Hardy hibiscus (Hibiscus spp.) Differ from hibiscus because of their cold-hardiness. While tropical hibiscus can simply grow in always warm, frost-free environments, a few hardy hibiscus are cold hardy to U.S. Department of Agriculture plant hardiness zone 4. These hibiscus grow as small trees or shrubs and have saucer-shaped flowers that are large.

Confederate Rose Mallow

Confederate rose mallow (Hibiscus mutabilis), a deciduous hibiscus shrub which grows in USDA zones 7 through 11, is one of several hardy hibiscus mallow varieties. Confederate rose mallow needs full sunlight, well-draining dirt and plenty of water.

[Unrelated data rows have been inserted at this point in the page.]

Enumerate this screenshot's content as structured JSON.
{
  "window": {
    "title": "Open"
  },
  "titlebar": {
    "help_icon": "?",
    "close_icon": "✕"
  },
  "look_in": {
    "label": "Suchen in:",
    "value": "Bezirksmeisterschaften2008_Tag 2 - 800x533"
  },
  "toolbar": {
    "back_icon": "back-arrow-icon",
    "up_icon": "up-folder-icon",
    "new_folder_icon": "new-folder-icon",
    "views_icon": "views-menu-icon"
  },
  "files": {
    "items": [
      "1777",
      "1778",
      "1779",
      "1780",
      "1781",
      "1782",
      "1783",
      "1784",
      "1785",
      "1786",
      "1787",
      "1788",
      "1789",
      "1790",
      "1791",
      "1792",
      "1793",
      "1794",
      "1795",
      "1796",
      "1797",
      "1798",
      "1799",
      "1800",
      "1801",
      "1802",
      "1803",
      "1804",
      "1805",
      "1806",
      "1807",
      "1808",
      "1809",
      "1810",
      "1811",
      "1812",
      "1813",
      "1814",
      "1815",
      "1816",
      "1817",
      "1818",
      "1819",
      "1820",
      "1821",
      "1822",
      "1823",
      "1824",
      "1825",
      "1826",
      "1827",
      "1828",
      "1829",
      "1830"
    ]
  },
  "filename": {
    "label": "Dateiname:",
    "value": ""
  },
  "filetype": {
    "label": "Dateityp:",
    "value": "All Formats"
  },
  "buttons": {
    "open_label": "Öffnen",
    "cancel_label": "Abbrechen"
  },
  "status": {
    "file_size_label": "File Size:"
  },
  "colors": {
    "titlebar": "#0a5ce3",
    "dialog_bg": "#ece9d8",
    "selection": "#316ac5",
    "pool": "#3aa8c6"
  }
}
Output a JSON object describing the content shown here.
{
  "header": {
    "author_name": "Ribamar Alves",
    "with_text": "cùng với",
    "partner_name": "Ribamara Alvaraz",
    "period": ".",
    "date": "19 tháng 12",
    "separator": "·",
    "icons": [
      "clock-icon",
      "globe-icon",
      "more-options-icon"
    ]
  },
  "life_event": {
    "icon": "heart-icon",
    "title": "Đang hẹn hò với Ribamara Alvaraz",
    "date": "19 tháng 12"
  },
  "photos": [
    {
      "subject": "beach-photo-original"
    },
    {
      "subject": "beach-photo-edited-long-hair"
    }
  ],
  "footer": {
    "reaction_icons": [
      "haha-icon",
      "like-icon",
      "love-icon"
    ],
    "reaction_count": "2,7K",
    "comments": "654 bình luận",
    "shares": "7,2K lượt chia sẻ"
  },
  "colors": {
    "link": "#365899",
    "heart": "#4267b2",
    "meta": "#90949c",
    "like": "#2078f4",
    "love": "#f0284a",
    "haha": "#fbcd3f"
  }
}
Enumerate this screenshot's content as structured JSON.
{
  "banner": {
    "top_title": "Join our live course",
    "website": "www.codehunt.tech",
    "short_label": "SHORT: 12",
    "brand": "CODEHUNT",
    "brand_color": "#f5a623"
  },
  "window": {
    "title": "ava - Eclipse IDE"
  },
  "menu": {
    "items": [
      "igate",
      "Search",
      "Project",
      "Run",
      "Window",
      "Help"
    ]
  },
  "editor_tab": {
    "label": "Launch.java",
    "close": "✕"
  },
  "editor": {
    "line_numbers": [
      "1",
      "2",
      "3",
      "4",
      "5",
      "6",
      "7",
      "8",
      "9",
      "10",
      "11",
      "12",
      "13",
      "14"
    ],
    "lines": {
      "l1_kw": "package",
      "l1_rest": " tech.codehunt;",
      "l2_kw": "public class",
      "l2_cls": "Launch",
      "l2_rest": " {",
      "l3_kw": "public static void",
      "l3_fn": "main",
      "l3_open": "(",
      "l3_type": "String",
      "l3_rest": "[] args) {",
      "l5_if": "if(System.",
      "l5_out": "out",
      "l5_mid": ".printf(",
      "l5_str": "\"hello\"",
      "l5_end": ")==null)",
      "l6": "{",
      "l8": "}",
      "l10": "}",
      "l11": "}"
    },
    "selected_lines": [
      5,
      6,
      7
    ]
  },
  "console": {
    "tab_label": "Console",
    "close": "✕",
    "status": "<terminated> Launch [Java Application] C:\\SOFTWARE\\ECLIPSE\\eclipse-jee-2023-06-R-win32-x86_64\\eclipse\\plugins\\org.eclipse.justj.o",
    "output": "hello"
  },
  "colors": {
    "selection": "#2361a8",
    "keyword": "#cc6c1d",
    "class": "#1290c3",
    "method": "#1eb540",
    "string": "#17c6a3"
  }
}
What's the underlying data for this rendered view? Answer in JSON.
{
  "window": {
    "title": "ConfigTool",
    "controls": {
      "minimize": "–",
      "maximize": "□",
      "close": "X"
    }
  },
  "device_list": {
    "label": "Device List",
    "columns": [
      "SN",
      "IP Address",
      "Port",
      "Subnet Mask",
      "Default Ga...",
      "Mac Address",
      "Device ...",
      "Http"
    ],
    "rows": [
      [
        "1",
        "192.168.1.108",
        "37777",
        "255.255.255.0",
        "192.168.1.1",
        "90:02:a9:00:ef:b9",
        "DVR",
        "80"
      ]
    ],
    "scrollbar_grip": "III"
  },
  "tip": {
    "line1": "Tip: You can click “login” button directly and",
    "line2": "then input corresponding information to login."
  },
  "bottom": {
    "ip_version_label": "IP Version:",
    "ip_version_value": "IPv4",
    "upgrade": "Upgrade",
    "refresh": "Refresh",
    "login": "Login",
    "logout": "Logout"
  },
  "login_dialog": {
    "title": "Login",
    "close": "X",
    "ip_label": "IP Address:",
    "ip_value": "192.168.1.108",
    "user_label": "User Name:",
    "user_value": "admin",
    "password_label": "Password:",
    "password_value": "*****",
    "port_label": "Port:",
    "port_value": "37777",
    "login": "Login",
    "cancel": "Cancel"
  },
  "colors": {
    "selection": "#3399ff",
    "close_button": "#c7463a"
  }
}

The shrub can grow up to 8 feet tall and 4 feet wide. The 4- to flowers deepen and open pink in color as the afternoon continues. The flowers bloom in the summer and attract hummingbirds.

Rose of Sharon

Rose of Sharon (Hibiscus syriacus), also known as Althea, is a deciduous shrub which grows up to 10 feet tall in USDA zones 5 through 9. Rose of Sharon can be trained by pruning the plant to grow as a tree. Rose of Sharon is a late-summer bloomer that brings butterflies. The flower color can be pink or white, depending on the cultivar. This hibiscus can be used as a hedge, and can grow in full sun.

Hibiscus Moscheutos

Hibiscus moscheutos cultivars include “Kopper King,” “Lord Baltimore” and “Disco Belle Pink.” Hibiscus moscheutos plants grow in USDA zones 4 through 9, as a shrub up to 4 feet wide and tall in full sun and moist soil. The showy flowers bloom in summer to fall. The color is dependent upon the cultivar. “Kopper King” has coppery leaves with 12-inch-wide white or pink flowers with burgundy facilities. “Lord Baltimore” and “Disco Belle Pink” have pink flowers with red centers and dark green leaves.

Texas Star Hibiscus

Texas Star hibiscus”Hibiscus coccineus” grows to 7 feet tall with a 4-foot disperse in USDA zones 6 through 9. The reddish flowers are divided into five segments, providing the plant’s summer flowers a star’s appearance. This woody upright hibiscus attracts butterflies and hummingbirds. It can grow in full sun to partial shade in moist, well-draining soil. Texas star hibiscus is known as scarlet swamp hibiscus, mallow and crazy mallow rose.